1. A sampling pipe is arranged along the connecting pipe through which the refrigerant of the refrigeration cycle flows, and is equipped with multiple sampling ports for sampling gas from the vicinity of the connecting pipe, A first blower is provided at one end of the sampling pipe and sucks up the gas collected in the sampling pipe.

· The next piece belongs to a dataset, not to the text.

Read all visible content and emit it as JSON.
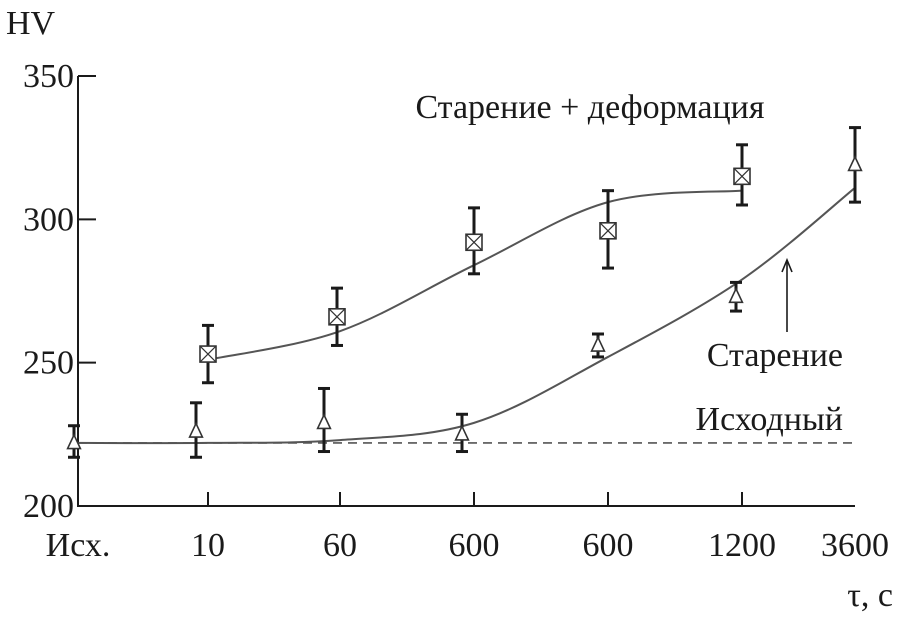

A detection system comprising: a detection unit for detecting the presence or absence of the refrigerant in the gas blown out from the first blower.

2. The detection system according to claim 1, further comprising a second blower positioned on the other end of the sampling pipe, which sends the gas collected in the sampling pipe toward the one end.

3. The refrigerant is a slightly flammable refrigerant, The detection system according to claim 1 or 2, wherein the sampling pipe is located below the connecting pipe.

4. The detection system according to claim 1 or 2, wherein the sampling pipe is spaced 10 to 50 cm away from the connecting pipe.

5. The detection system according to claim 1 or 2, wherein valves are provided at the multiple sampling ports.

6. The detection system according to claim 1 or 2, wherein the sampling pipe is made of polyvinyl chloride resin.

7. The detection system according to claim 1 or 2, wherein the sampling piping is configured by connecting a plurality of pipes with tee fittings.

8. The detection system according to claim 1 or 2, wherein the sampling pipe is composed of a perforated socket.